The Golding Middle School student was caring for his two Aryshire cows. A member of the local 4-H Club called the Schoharie County Milking Maniacs, DeSormeau said he keeps his animals at a neighbor’s farm “right down the road.”

He plans to show them in competition today.

Harness races, with trotters going twice around the half-mile track, will be a highlight today at the fair.

The New York Sire Stakes program is scheduled to begin at noon with a purse of more than $20,000, according to fair board President Doug Cater. Later in the afternoon, the nationally ranked CKG Billings Amateur Driver Racing Series includes harness drivers building points toward the fall finals in New Jersey.
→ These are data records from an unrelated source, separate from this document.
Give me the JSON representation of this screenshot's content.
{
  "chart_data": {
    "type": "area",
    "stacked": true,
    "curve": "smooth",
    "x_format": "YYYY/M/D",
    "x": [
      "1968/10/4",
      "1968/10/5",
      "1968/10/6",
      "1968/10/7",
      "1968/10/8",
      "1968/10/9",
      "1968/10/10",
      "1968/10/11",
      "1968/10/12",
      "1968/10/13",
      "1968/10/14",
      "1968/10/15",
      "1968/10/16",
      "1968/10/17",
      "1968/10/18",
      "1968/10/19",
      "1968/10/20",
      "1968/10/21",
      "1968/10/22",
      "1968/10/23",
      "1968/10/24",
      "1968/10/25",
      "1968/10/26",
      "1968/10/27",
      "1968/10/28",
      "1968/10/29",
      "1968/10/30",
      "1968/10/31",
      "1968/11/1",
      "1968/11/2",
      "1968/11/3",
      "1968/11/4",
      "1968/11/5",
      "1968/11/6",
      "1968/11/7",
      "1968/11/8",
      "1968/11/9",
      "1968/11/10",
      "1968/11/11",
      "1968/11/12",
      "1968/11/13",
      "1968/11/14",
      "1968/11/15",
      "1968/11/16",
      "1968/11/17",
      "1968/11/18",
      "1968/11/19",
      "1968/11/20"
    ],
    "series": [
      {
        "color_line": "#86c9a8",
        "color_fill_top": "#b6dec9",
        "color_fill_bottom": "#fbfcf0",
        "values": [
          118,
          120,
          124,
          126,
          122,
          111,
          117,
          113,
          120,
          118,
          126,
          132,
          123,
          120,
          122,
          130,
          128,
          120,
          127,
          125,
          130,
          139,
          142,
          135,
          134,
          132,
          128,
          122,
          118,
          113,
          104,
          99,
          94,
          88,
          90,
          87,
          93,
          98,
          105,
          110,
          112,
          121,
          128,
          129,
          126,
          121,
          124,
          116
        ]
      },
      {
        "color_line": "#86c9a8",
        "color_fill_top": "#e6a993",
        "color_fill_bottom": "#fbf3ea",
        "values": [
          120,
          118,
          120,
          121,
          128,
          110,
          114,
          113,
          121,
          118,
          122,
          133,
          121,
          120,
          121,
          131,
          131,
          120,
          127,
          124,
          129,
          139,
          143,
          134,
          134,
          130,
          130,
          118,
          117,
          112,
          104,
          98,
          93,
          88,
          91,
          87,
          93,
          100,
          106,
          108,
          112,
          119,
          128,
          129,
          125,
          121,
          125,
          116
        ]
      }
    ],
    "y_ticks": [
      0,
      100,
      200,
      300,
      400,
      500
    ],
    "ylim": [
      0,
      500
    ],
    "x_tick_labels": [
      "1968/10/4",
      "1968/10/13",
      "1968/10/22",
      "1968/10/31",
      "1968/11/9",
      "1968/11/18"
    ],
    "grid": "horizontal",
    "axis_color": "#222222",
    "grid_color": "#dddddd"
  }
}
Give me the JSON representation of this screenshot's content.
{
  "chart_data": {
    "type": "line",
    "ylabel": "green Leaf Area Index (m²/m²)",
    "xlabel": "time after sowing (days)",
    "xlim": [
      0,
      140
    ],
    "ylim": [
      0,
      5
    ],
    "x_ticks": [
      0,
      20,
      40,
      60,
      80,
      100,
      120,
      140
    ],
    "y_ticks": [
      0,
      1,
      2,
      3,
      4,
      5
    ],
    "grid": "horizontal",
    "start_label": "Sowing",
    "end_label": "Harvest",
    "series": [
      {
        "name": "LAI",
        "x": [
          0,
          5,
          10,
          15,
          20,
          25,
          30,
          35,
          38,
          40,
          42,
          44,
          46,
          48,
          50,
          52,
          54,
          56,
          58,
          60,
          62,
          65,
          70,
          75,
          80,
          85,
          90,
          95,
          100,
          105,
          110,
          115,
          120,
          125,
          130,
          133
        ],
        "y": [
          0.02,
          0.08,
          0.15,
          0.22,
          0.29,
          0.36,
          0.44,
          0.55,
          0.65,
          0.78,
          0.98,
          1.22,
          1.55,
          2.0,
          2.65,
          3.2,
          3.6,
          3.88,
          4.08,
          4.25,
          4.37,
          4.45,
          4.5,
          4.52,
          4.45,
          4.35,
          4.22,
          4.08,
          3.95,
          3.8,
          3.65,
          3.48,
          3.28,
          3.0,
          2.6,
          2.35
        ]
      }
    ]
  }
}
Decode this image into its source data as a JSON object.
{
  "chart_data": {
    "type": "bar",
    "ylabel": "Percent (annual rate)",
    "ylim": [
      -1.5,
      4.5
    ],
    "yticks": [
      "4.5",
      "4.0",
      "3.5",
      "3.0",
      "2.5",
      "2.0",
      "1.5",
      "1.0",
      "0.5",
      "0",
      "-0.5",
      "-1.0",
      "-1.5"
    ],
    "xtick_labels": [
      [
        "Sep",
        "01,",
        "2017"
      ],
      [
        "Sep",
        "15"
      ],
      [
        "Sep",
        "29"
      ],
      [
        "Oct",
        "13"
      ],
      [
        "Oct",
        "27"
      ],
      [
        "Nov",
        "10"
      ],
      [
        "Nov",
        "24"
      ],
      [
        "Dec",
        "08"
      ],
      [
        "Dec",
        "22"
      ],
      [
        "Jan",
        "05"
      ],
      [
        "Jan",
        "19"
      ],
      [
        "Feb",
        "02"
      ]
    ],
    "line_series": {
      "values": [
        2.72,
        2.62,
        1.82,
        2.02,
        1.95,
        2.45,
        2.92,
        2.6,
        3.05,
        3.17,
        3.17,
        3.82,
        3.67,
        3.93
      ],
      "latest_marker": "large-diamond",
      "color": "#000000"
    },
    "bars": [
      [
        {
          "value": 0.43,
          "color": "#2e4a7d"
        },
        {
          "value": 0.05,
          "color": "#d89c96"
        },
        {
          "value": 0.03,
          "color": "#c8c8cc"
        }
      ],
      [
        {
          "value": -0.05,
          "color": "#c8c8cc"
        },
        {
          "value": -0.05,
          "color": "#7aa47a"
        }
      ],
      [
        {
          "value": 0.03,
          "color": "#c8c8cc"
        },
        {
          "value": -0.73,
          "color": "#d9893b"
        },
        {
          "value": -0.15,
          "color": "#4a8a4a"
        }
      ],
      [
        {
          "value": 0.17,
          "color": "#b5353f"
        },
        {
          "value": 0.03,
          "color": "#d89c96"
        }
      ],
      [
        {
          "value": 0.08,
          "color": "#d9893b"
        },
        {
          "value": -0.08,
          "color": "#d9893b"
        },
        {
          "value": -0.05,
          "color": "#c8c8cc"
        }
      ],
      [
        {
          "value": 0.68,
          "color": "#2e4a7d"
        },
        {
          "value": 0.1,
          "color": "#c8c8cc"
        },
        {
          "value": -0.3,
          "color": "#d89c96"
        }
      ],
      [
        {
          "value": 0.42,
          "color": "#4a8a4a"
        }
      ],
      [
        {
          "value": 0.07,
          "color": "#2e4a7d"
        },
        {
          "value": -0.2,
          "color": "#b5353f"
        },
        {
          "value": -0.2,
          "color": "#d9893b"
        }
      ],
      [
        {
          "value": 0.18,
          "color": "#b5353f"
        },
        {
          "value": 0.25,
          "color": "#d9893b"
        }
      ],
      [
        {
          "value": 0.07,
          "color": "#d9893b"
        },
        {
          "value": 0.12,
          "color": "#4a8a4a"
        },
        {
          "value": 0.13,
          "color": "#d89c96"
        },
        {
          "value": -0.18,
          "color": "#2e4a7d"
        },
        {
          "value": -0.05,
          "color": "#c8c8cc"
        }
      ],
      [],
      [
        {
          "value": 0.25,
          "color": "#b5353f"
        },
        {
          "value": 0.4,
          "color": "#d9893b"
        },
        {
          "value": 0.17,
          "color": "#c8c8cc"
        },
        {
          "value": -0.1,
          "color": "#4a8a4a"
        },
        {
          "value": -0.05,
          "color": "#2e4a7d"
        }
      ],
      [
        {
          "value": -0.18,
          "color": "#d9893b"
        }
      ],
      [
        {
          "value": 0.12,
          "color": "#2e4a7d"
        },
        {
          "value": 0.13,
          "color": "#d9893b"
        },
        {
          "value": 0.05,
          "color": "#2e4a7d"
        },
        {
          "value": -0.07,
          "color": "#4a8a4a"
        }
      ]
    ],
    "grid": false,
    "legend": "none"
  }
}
Today is also children and seniors day, with youth 18 and under admitted free and people age 62 and older getting a $2 discount off admission, Both specials end at 6 p.m.

An ecumenical church service will begin at 11 a.m. in the party tent theater.

A demolition derby is scheduled for 7:30 p.m. at the grandstand ring.

The fair runs through Sunday. Gates open at 8 a.m., with most exhibits open from 10 a.m. to 10 p.m. Midway rides generally run from noon to 10 p.m.; there will be reduced ticket prices today from 1 to 6 p.m.